— Какой же я чужой, — растерянно сказал Курков, — когда я всегда постройку от вас же защищал. Вы ругались, а я вам доказывал, что она прекрасна.
— А все ж я ей свояк, а ты чужак. Потому ты умом, а я сердцем. Ты ее головой хвалишь, а сердца она тебе не бередит. Так — дом и дом. Разве больше других домов? А я языком поругиваю, а в середине она у меня как жар горит. Для меня она, как для моей бабы покойницы церковь была. Понял?
— Понял, — ответил Курков, ежась. Ему стало холодно от сырого дыхания реки и от внезапного жестокого одиночества.
— Вот то-то и есть. Здесь ищи судьбу, друг ты мой Леонид Петрович. А про углы забудь. Вышла жизнь из углов и не вернется. И ты из угла вылазь, а то пропадешь, как старое помело, что в доме забыли. Уходи в жизнь, да кругом смотри. И увидишь судьбу.
Куркову стало еще холодней.
— Но как же? — спросил он. — Я ищу человеческую судьбу, Павел Семенович. А там камень, стекло, металл, машина… Человек там ведь только работает. А живет он у себя. Я человека хочу.
Павел Семенович прищурился и помотал головой, как упрямая старая лошадь.
— Ты все свое. Заладила сорока про Якова. Че-ло-ве-ка? — протянул он с подчеркнутым смешком. — Че-ло-ве-ка? Судьба другая пошла, и человек другой пошел. Был человек такой, как ты говоришь, да весь вышел. Теперешний там живет, где работает, потому что работа жизни стала стоить. Теперешний на работе живет, а дома мается. А пройдет еще время и дом вовсе фу-фу. На ветер пойдет, как наша с Васькой старая хибара. Скоро и слова такого не будет, Леонид Петрович, «дом». Будет «здание» или «постройка». А дому — гроб. Ищи человека и судьбу его не в дому, а на постройке. Смотри кругом. В клинике у себя смотри. Там в науке судьбу человечью увидишь. Наука, она, друг ты мой Леонид Петрович, краев не имеет, когда из угла на свободу вышла. Как сам ты говоришь, «от края до края чтобы видно не было…» Ну, прощай. Пойду на боковую. Сегодня в холостяках я. Васька на дежурстве.
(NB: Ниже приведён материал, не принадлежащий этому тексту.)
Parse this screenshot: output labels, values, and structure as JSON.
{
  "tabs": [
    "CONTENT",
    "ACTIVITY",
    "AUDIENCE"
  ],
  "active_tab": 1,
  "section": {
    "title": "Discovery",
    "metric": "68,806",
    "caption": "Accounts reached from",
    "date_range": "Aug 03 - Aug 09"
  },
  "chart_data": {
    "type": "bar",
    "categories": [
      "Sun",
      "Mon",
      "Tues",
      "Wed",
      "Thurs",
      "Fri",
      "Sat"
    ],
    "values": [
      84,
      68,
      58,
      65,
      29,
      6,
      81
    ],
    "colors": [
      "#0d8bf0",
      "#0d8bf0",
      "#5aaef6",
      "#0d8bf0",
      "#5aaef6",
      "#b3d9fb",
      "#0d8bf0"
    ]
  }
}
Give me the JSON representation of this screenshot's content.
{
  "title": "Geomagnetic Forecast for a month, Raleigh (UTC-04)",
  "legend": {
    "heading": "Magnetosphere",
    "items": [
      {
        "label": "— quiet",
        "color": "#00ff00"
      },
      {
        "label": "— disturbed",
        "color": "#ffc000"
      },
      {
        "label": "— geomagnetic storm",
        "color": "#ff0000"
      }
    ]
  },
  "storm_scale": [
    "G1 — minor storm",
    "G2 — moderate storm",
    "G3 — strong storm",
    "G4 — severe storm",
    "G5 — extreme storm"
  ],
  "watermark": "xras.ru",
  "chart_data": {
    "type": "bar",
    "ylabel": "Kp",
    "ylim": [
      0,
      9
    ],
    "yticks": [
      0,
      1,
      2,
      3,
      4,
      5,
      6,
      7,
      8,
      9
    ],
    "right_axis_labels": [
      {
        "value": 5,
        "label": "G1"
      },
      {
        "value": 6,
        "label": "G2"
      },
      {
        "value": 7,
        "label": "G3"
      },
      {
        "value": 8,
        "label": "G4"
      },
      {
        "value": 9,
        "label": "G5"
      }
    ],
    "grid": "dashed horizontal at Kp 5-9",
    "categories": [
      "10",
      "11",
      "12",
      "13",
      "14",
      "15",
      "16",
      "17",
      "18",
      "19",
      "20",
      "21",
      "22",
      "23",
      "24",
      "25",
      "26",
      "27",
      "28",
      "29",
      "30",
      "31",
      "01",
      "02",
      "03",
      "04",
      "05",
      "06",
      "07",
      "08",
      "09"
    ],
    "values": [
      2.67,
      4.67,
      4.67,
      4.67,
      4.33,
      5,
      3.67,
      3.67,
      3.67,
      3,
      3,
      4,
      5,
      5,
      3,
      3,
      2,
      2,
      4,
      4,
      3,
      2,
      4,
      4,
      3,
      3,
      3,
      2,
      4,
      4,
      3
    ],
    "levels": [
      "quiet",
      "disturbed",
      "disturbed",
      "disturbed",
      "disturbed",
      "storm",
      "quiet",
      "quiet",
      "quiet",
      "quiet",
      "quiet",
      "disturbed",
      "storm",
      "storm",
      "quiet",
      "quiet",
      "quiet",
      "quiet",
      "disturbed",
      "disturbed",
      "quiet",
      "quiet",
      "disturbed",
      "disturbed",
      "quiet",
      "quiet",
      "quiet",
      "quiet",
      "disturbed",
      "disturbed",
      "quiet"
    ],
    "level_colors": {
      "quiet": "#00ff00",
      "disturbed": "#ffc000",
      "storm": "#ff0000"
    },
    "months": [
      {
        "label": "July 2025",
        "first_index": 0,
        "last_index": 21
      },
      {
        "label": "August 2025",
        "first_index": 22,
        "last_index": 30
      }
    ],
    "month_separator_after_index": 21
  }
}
Он ткнул Куркову жесткую тарелочку ладони и, быстро семеня, побежал вниз по деревянной лестнице, спускавшейся от сквера к пристани.
Серое его пальтишко таяло в ночи, как будто в затемняющемся кадре фильма.
Уже почти невидный, он крикнул снизу Куркову:
— Людей ищешь, чудак. Да их что песку морского! Ты на Котельникова одного оглянись. Большая судьба!
Голос его, отяжелев, всползал по откосу, пригнетаемый сыростью. Курков остался один. Зарево гидростанции высоко вставало на горизонте.
Мелькнула там рыжеватая зарница, и спустя долгое время долетел глухой и пухлый отгул взрыва. По ночам рвали гранитную породу под перемычкой, когда оставалось мало рабочих.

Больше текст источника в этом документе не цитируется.